Most of us, me included, want to skip right over all of the unpleasant scenes of death and dying while getting ready for the trumpets of Easter. We would just as soon avoid all of the pain and the problems that are so evident and get right on to the party.  I mean, really, who wants to face a dying Jesus?

Before you try to answer that question, I must let you in on a theological truth that too many treat like a secret: A Jesus who never dies, an antiseptic Jesus who never experiences pain, will never bring us to the deep joy that God intends for every one of God’s children.

Have you seen Mel Gibson’s film, The Passion of the Christ?  When I went to see it I took my Moleskin notebook to make notes about it. I found many theological and artistic flaws in the movie. 

My wife, Julie, watched it a few weeks later. I was curious about her view of the film.  Julie is one of the brightest theologians I have ever met.  Her sense of the Bible and some of the deeper issues around faith are amazing.  Her eyes filled with tears as she described her reaction.  She said, “What would it have been like to be Mary, to see your son, your boy, beaten, whipped, tortured and killed?”
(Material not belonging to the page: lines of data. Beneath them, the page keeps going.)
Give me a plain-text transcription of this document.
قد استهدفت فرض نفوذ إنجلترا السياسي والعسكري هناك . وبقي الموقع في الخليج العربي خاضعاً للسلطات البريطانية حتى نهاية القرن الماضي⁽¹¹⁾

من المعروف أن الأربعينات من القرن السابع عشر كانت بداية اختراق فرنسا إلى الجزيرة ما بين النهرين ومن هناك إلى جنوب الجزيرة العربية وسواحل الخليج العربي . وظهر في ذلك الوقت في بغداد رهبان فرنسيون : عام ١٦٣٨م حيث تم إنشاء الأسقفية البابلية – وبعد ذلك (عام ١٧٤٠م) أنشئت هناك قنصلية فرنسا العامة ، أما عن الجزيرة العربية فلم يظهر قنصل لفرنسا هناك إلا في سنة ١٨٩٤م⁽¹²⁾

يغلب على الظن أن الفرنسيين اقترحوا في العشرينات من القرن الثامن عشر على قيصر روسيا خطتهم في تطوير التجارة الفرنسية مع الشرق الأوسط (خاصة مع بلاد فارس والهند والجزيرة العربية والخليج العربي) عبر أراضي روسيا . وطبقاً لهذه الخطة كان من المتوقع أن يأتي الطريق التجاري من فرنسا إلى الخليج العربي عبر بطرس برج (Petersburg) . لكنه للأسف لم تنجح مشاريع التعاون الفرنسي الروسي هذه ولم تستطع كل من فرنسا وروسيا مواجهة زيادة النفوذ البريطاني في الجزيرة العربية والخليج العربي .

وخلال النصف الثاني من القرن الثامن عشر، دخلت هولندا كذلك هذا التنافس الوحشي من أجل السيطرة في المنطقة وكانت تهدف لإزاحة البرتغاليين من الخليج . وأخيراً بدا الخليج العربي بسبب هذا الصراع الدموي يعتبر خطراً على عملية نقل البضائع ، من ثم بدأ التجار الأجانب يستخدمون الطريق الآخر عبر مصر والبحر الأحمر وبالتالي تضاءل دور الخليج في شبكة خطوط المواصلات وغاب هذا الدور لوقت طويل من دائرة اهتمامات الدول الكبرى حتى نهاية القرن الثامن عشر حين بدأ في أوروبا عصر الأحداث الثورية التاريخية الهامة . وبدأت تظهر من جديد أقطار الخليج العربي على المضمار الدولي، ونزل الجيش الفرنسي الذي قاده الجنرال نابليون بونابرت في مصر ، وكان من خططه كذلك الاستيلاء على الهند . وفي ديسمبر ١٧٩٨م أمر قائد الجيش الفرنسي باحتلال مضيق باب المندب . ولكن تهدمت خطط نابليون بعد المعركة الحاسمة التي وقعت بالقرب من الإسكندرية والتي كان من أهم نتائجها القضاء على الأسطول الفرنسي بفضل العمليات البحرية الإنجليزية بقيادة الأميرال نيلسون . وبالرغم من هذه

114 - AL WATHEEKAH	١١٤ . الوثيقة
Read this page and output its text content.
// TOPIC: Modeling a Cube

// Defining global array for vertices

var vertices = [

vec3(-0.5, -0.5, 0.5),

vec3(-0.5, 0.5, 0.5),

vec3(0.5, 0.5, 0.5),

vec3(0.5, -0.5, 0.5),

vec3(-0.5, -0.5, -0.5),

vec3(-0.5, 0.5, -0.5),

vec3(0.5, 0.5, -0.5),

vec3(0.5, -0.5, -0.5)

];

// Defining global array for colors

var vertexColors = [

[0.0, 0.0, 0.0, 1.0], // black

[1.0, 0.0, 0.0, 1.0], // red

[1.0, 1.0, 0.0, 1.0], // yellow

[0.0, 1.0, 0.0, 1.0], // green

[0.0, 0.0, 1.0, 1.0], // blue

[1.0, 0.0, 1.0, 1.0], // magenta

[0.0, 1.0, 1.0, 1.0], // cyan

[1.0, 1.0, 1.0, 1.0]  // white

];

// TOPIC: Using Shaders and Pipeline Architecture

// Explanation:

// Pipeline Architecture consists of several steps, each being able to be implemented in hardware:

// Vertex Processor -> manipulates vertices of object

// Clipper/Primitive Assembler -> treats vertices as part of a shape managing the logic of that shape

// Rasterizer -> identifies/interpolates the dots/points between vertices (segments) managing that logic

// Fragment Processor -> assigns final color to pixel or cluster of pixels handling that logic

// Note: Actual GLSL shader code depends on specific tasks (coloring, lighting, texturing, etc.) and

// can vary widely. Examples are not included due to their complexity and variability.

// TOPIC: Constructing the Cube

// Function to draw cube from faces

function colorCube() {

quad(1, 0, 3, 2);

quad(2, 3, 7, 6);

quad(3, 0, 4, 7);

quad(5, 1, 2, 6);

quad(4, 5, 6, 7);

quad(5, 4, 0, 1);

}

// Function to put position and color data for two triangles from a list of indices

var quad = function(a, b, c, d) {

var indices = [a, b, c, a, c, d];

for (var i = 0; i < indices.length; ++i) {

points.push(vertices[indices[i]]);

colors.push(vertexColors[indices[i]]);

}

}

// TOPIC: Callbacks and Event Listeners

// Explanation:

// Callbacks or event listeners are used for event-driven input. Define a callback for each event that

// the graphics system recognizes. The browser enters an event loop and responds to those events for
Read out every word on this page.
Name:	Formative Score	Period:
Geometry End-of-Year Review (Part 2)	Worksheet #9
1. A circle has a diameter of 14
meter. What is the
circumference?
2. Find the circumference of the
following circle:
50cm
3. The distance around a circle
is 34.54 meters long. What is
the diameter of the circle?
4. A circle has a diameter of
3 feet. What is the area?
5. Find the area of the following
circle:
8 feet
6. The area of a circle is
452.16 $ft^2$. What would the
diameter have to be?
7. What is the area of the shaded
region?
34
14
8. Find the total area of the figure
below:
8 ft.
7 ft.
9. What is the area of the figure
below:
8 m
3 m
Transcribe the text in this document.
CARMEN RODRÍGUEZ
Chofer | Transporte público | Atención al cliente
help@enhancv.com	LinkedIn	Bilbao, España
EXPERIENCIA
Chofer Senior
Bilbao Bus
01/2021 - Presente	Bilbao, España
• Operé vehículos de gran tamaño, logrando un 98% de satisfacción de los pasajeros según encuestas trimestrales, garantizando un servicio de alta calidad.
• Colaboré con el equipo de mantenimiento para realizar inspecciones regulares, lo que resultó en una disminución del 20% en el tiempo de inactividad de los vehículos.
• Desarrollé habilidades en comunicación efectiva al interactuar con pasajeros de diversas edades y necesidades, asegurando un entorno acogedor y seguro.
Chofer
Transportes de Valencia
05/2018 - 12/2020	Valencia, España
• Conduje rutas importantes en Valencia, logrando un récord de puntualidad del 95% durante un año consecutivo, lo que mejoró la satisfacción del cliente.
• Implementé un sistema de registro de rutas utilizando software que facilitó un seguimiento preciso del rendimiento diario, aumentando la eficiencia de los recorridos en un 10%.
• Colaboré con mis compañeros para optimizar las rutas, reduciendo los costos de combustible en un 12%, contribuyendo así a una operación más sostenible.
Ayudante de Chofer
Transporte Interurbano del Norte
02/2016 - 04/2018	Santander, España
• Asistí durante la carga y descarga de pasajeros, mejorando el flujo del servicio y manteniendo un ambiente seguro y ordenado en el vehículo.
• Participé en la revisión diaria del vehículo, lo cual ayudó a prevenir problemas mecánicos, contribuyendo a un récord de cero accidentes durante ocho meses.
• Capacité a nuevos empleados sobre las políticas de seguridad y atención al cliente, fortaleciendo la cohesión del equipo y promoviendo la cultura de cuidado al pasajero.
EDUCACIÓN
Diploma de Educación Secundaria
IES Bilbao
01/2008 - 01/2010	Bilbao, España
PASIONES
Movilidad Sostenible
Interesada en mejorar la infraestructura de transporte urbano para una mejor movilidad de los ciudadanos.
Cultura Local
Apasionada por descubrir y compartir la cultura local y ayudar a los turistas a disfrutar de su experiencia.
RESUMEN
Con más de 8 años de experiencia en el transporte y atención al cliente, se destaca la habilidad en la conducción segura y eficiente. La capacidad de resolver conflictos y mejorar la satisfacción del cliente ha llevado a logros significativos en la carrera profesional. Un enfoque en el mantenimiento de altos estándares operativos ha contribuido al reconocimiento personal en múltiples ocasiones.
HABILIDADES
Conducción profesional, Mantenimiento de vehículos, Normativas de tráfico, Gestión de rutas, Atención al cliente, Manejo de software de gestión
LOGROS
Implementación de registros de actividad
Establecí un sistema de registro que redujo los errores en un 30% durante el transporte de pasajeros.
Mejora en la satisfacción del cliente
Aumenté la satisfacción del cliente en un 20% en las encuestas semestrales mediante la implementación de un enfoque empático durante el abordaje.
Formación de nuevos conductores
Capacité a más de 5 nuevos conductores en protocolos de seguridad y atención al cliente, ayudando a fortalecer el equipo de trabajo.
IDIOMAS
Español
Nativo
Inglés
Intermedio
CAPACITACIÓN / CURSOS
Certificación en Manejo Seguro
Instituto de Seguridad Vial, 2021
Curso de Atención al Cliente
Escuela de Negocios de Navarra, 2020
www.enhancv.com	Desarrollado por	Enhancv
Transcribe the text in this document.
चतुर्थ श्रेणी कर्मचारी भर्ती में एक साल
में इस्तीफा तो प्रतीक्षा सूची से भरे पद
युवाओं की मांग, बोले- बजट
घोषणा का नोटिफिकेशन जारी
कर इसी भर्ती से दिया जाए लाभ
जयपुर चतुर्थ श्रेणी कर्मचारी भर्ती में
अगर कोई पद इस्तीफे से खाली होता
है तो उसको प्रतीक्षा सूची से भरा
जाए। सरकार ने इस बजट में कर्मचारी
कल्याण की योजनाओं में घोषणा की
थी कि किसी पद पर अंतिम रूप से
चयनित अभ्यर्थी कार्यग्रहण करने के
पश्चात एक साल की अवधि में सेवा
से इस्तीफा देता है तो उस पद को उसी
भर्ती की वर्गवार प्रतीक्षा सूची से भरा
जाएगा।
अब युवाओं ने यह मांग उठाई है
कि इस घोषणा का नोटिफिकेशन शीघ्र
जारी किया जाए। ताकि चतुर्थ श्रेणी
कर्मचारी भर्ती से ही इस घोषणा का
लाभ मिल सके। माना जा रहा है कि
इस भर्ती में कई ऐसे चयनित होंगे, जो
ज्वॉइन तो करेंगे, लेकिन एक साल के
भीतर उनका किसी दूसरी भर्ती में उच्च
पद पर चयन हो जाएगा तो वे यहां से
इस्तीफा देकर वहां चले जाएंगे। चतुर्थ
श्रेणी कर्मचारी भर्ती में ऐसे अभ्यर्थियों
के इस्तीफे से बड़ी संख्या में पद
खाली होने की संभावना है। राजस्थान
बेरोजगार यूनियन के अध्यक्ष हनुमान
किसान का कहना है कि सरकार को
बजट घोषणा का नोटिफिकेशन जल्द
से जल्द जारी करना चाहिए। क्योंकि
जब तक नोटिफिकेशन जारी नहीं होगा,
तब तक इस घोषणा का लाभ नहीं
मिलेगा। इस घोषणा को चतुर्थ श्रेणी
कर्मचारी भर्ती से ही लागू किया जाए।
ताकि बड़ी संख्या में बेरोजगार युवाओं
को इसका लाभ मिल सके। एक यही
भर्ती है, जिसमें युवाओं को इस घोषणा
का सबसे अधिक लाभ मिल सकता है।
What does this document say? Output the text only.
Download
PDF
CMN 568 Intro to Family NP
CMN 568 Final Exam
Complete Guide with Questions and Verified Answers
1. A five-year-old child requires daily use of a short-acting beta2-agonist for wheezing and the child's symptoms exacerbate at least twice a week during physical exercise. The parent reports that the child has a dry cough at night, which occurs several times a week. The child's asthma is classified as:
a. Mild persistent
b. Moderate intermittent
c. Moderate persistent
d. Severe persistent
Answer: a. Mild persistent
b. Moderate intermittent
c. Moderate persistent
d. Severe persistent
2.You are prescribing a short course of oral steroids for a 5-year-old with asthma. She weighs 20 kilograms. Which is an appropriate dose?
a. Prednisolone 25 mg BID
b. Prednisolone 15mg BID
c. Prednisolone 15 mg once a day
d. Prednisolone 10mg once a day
Do you see what she did that I was unwilling until that moment to do?  I wanted to keep it all in my head and my mind.  I wanted to write a term paper, but she followed Jesus.  She stood with Mary at the foot of the cross.  She went with the women to the tomb.  She was willing to face the pain, the blood, the sweat, the tears.

In that moment it dawned on me that only a broken Christ can heal a broken world.  When we get lost in the abstract discussion of who Christ really was or what he really might have said, we lose sight of our faith.

Life is broken.  You may be too young to know that but someday every one of us will know that life breaks all of us.  In God’s world, though, the breaking is the new beginning.  As Ernest Hemingway’s immortal words remind us, “We are strong in the broken places.”